Farewell sweet summertime soirées, picnics on the beach, and backyard barbecues... and hello, fall! It has been a month since I moved to Charleston and what better time than to experience the season of changing leaves. 


I never had a real appreciation for fall until I lived in New York City for graduate school and experienced all four seasons in their pride and glory (yes, even those good ol' nor'easters). I remember my first true autumn, a much-anticipated season to follow my first hot and humid summer. I recall the gold and copper leaves lining the paths of Central Park, crisp autumn air on my walk down Broadway and pumpkins lined up outside corner store bodegas.

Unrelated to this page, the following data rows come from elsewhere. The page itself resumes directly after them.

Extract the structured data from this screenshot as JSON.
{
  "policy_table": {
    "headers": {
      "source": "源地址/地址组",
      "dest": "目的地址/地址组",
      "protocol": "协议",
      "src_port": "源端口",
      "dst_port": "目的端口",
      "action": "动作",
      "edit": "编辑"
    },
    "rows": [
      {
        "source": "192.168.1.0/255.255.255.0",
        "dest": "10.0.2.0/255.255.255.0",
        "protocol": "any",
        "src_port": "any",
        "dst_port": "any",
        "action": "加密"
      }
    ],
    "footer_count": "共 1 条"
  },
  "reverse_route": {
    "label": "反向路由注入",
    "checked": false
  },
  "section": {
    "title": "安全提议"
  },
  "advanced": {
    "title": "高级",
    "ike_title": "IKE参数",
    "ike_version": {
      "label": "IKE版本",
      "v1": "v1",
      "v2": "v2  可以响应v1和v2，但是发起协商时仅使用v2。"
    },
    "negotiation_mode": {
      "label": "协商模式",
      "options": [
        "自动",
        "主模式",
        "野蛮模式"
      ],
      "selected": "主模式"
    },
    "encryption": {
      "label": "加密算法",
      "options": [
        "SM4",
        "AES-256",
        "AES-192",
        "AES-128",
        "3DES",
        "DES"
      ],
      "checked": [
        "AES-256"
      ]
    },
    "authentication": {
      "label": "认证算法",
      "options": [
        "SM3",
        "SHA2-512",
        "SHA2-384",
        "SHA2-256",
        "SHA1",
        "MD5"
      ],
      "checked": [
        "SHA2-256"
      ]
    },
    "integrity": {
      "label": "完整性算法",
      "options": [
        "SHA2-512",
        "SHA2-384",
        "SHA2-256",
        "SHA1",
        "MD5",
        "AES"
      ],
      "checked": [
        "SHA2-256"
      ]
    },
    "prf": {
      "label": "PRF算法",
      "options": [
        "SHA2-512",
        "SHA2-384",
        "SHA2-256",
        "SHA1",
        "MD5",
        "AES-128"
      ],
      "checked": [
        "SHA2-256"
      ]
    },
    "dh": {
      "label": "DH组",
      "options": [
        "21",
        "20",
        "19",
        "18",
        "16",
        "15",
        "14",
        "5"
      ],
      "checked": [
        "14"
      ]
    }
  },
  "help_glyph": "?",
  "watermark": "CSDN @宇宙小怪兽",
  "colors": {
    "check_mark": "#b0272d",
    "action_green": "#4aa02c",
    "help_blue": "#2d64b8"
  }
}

These little details were a stark contrast to the mild California autumns I grew up knowing and sparked this newfound appreciation for the season.


Charleston has been nothing but lovely since I arrived, with the warmest of welcomes both literally and figuratively. As we reach the tail end of September and humidity starts to part and make room for a cool breeze, I am reminded of my warm memories up in the northeast, and I already know that fall in Charleston will be one to remember. 



What's in season?



There are so many reasons to love this time of the year, but naturally, I am all about the seasonal produce. The seasonality of food refers to the time when food is at its peak in terms of harvest. Eating in season is associated with enhanced flavor, nutrition, and affordability. Upon moving here, I quickly discovered that Charleston farmers’ market is the epicenter of everything local and seasonal when you live downtown. Needless to say, it has quickly become a Saturday staple! 





Fall is all about warm, earthy flavors and spices to accompany chillier nights and heartier dishes. When I think of iconic fall flavors, 'winter' squash always comes to mind. Pumpkin, Butternut, Acorn, and Spaghetti and are some of my favorites and are all high in fiber and beta-carotene, the precursor to vitamin A, our immunity-boosting, healthy-skin-maintaining, nutrient. They are also a nutritious and flavorful substitute for rice or pasta in the colder months.  



Get in the mood for fall:



Nothing gets you more in the mood for the season like fall-inspired tablescapes and décor. This season is all about warm colors, rustic accents, burlap table runners, and sweet details like unkempt wild florals and rosemary. Adding elements that illicit the warmth and coziness of the season can make a meal taste better and a gathering more memorable. Copper is trendy this fall and I've round up some of my favorite items to include in your seasonal tablescape. 




1, 2, 3, 4



What to serve:


Today I am sharing a healthy pumpkin bread recipe. This loaf is made with heart-healthy fats and whole-wheat flour, which packs more fiber and B vitamins than its refined counterpart. It is also low in sugar and made with just enough maple syrup to sweeten—a lower glycemic alternative to refined sugar that will help prevent spikes and dips in energy. Give this a try and let me know what you think!





Healthy Pumpkin Bread



Servings: 12
Prep time: 15 minutes
Total time: 45 minutes






2 eggs
1 cup pumpkin purée
1/4 cup maple syrup
1/3 cup extra virgin olive oil
1/2 tsp cinnamon
1/2 tsp pumpkin pie spice
1 3/4 cup whole wheat flour
1 tsp baking soda mixed in 1/4 cup hot water






1. Preheat your oven to 350 degrees Fahrenheit.
2. Grease a 9 x 5 inch bred pan.
3. In a large bowl, beat you eggs and add in your oil, maple syrup and pumpkin purée. Add your baking soda to hot water, stir to mix and then add to your batter.
4. In a medium bowl, mix your cinnamon, pumpkin pie spice, and whole wheat flour. 
5. Combine your wet and dry ingredients. Add to your greased bread pan and bake for 30-40 minutes.
6. Allow the loaf to cool in the bread pan for about 5-10 minutes before transferring to a wire rack to cool for 20 minutes before serving.



Per serving: 150 calories, 8 g fat (1g sat),
18 g carbohydrates, 5 g sugar, 4 g protein, 3 g fiber, 13 mg sodium, 136 mg potassium.